The Psychologist says some hypnosis trigger word and the rest get knocked out, so the Biologist has to fake it. She lists a bunch of commands and in them is something along the lines of "you will continue to believe the mound is made of stone." WHAT? WHAT EVEN? That is only in the first 20 pages or so. It gets weirder. More inexplicable things happen. It gets scarier. And you get more and more engrossed in the story. It flips between Area X and occasionally the Biologist before her expedition. I won't say any more.

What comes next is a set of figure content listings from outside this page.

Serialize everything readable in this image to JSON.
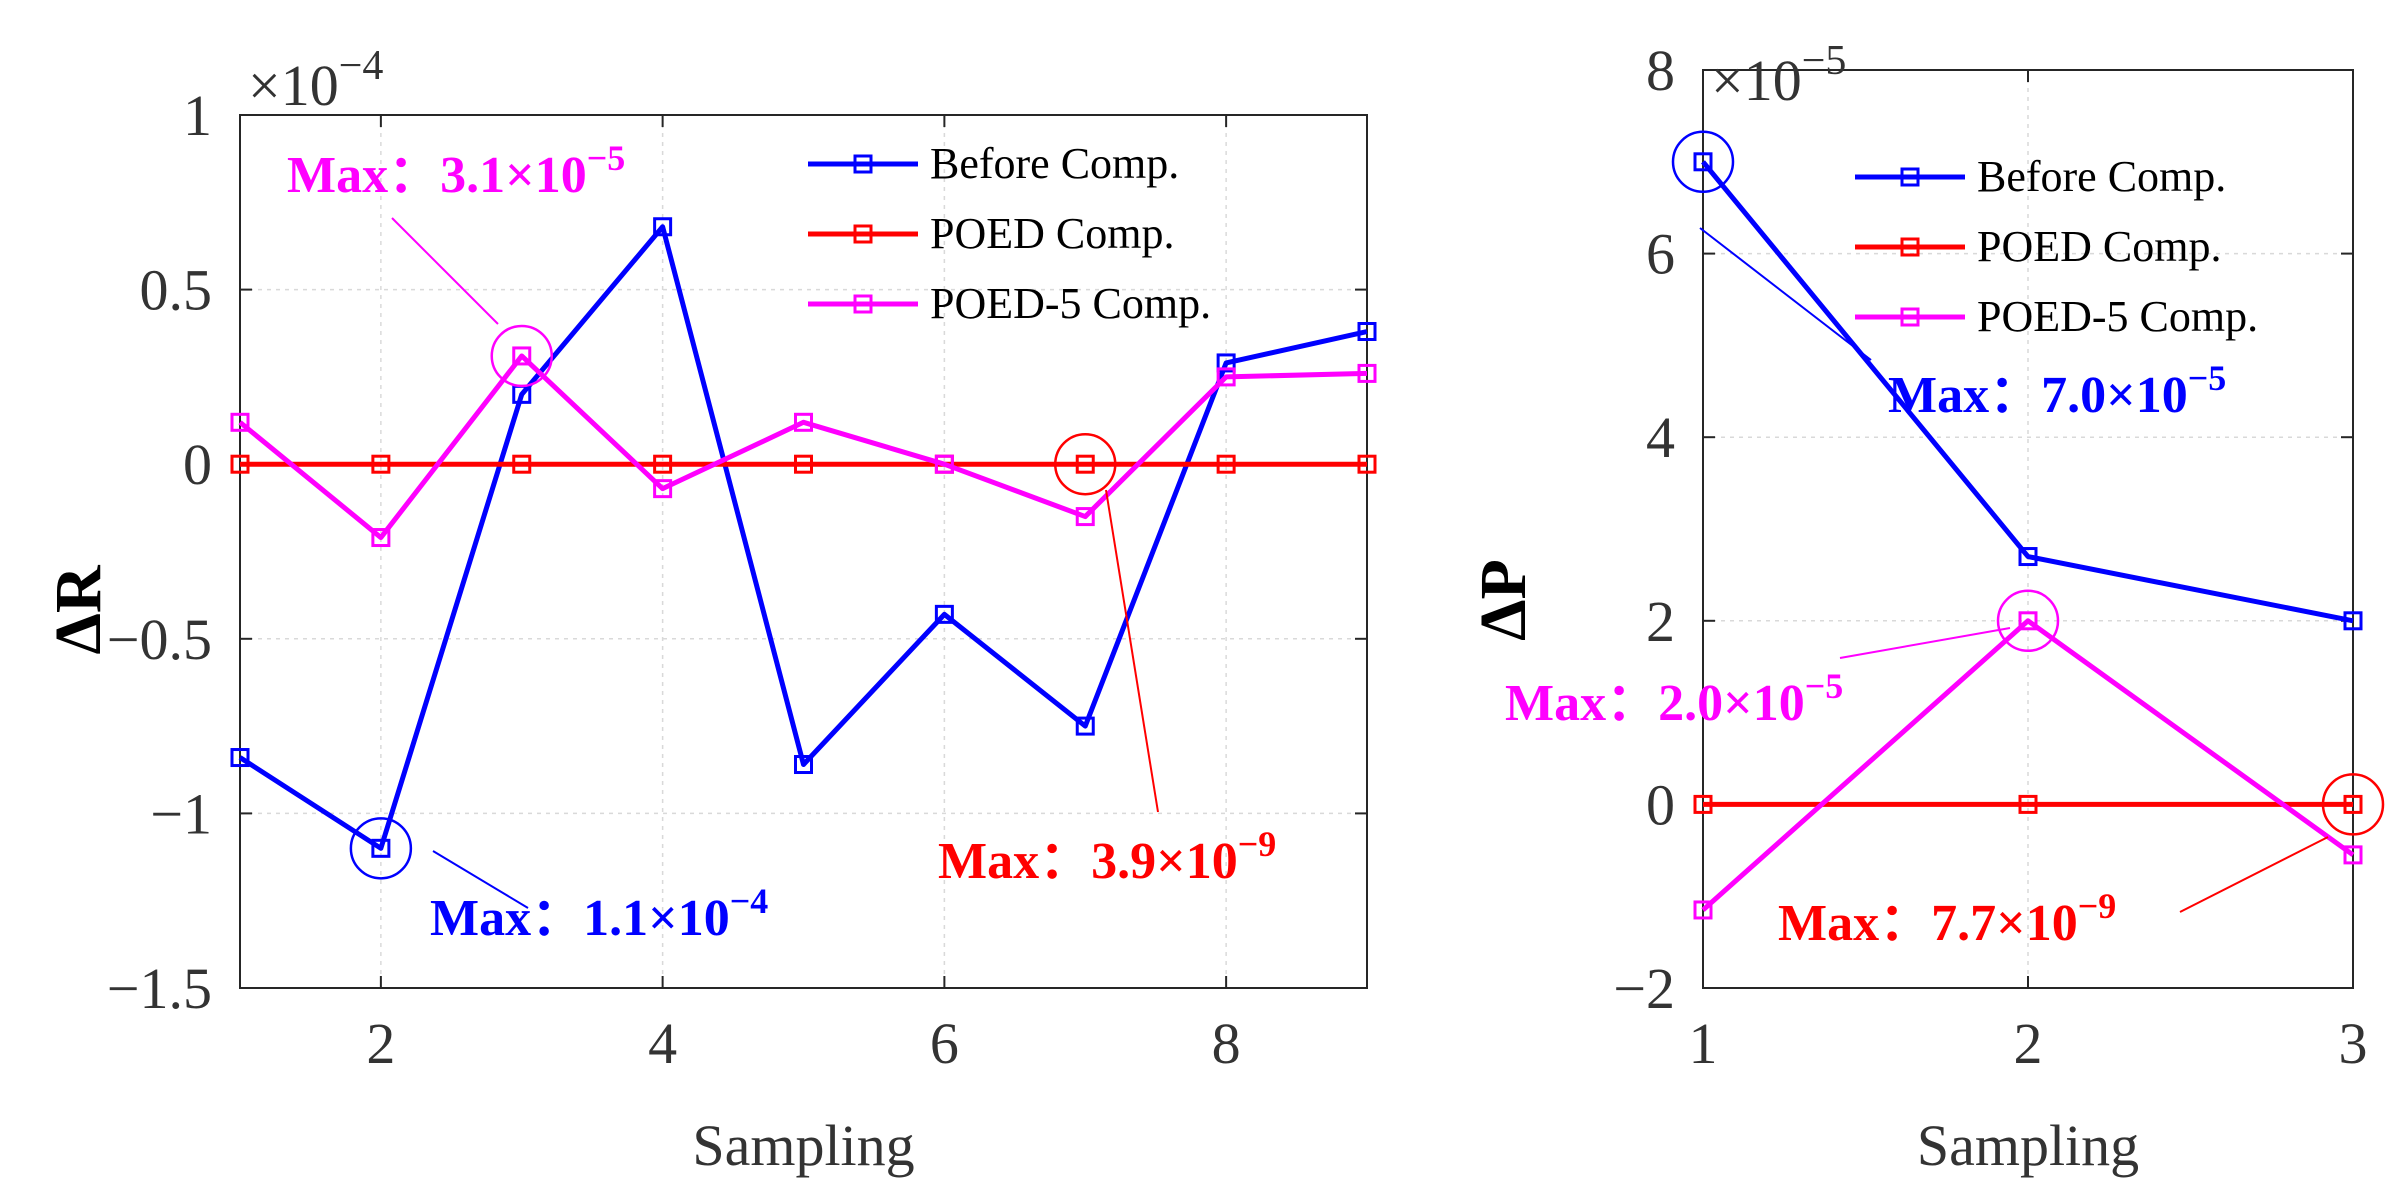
{
  "chart_data": [
    {
      "type": "line",
      "title": "",
      "xlabel": "Sampling",
      "ylabel": "ΔR",
      "exponent": {
        "base": "×10",
        "power": "−4"
      },
      "xlim": [
        1,
        9
      ],
      "ylim": [
        -1.5,
        1
      ],
      "xticks": [
        2,
        4,
        6,
        8
      ],
      "xtick_labels": [
        "2",
        "4",
        "6",
        "8"
      ],
      "yticks": [
        -1.5,
        -1,
        -0.5,
        0,
        0.5,
        1
      ],
      "ytick_labels": [
        "−1.5",
        "−1",
        "−0.5",
        "0",
        "0.5",
        "1"
      ],
      "grid": true,
      "legend": "top-right",
      "x": [
        1,
        2,
        3,
        4,
        5,
        6,
        7,
        8,
        9
      ],
      "series": [
        {
          "name": "Before Comp.",
          "color": "#0000ff",
          "values": [
            -0.84,
            -1.1,
            0.2,
            0.68,
            -0.86,
            -0.43,
            -0.75,
            0.29,
            0.38
          ]
        },
        {
          "name": "POED Comp.",
          "color": "#ff0000",
          "values": [
            0,
            0,
            0,
            0,
            0,
            0,
            0,
            0,
            0
          ]
        },
        {
          "name": "POED-5 Comp.",
          "color": "#ff00ff",
          "values": [
            0.12,
            -0.21,
            0.31,
            -0.07,
            0.12,
            0,
            -0.15,
            0.25,
            0.26
          ]
        }
      ],
      "annotations": [
        {
          "prefix": "Max：",
          "mantissa": "3.1×10",
          "exp": "−5",
          "color": "#ff00ff"
        },
        {
          "prefix": "Max：",
          "mantissa": "1.1×10",
          "exp": "−4",
          "color": "#0000ff"
        },
        {
          "prefix": "Max：",
          "mantissa": "3.9×10",
          "exp": "−9",
          "color": "#ff0000"
        }
      ]
    },
    {
      "type": "line",
      "title": "",
      "xlabel": "Sampling",
      "ylabel": "ΔP",
      "exponent": {
        "base": "×10",
        "power": "−5"
      },
      "xlim": [
        1,
        3
      ],
      "ylim": [
        -2,
        8
      ],
      "xticks": [
        1,
        2,
        3
      ],
      "xtick_labels": [
        "1",
        "2",
        "3"
      ],
      "yticks": [
        -2,
        0,
        2,
        4,
        6,
        8
      ],
      "ytick_labels": [
        "−2",
        "0",
        "2",
        "4",
        "6",
        "8"
      ],
      "grid": true,
      "legend": "top-right",
      "x": [
        1,
        2,
        3
      ],
      "series": [
        {
          "name": "Before Comp.",
          "color": "#0000ff",
          "values": [
            7.0,
            2.7,
            2.0
          ]
        },
        {
          "name": "POED Comp.",
          "color": "#ff0000",
          "values": [
            0,
            0,
            0
          ]
        },
        {
          "name": "POED-5 Comp.",
          "color": "#ff00ff",
          "values": [
            -1.15,
            2.0,
            -0.55
          ]
        }
      ],
      "annotations": [
        {
          "prefix": "Max：",
          "mantissa": "7.0×10",
          "exp": "−5",
          "color": "#0000ff"
        },
        {
          "prefix": "Max：",
          "mantissa": "2.0×10",
          "exp": "−5",
          "color": "#ff00ff"
        },
        {
          "prefix": "Max：",
          "mantissa": "7.7×10",
          "exp": "−9",
          "color": "#ff0000"
        }
      ]
    }
  ]
}
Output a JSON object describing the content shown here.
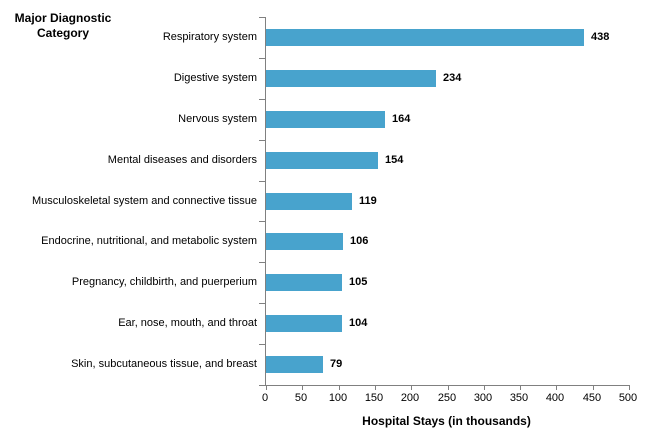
{
  "chart_data": {
    "type": "bar",
    "orientation": "horizontal",
    "y_axis_title": "Major Diagnostic Category",
    "xlabel": "Hospital Stays (in thousands)",
    "categories": [
      "Respiratory system",
      "Digestive system",
      "Nervous system",
      "Mental diseases and disorders",
      "Musculoskeletal system and connective tissue",
      "Endocrine, nutritional, and metabolic system",
      "Pregnancy, childbirth, and puerperium",
      "Ear, nose, mouth, and throat",
      "Skin, subcutaneous tissue, and breast"
    ],
    "values": [
      438,
      234,
      164,
      154,
      119,
      106,
      105,
      104,
      79
    ],
    "xlim": [
      0,
      500
    ],
    "x_ticks": [
      0,
      50,
      100,
      150,
      200,
      250,
      300,
      350,
      400,
      450,
      500
    ],
    "data_labels": [
      "438",
      "234",
      "164",
      "154",
      "119",
      "106",
      "105",
      "104",
      "79"
    ],
    "bar_color": "#48A3CD",
    "axis_color": "#808080",
    "text_color": "#000000",
    "grid": "off",
    "legend": "none"
  }
}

I raced through this book. My own apartment was suddenly very scary at night. This book created a subtle, intense atmosphere that stayed with me and left me hyper-aware of my surroundings. I really love when stories or movies focus on environments. I feel like they can really set the tone for a plot like very little else can. Sometimes the writing felt a little dry, or vaguely scientific (not in vocabulary or content, but in style) perhaps because the narrator was a biologist. But other than that, I really loved this book. It keeps you wondering what's really going on. What is the Tower? What is the Southern Reach? What the hell is going on in Area X? And how much do these expedition members really know?

I'm pretty confident this won't be a trilogy that disappoints. I can't wait to get my hands on that last book.

I think I'm in love.


Some Quotes:

"The beauty of it cannot be understood, either, and when you see beauty in desolation it changes something inside you. Desolation tries to colonize you"

"If funding for a project ran out, or the area we studied was suddenly bought for development, I never returned. There are certain kinds of deaths that one should not be expected to relive, certain kinds of connections so deep that when they are broken you feel the snap of the link inside you."

"I walked as quietly as possible through the ruined village under just a sliver of moon, unwilling to risk my flashlight. The shapes in the exposed remains of rooms had gathered a darkness about them that stood out against the night and in their utter stillness I sensed an unnerving suggestion of movement."


Outlandishness Rating: 9/10

Need I explain myself? So much weird. It is almost a constant barrage of strange new things that they are finding or learning. And rarely does any of it get explained (in this book at least). I would say more, but I can't! If you're looking for the outlandish, here it is. Read this book already!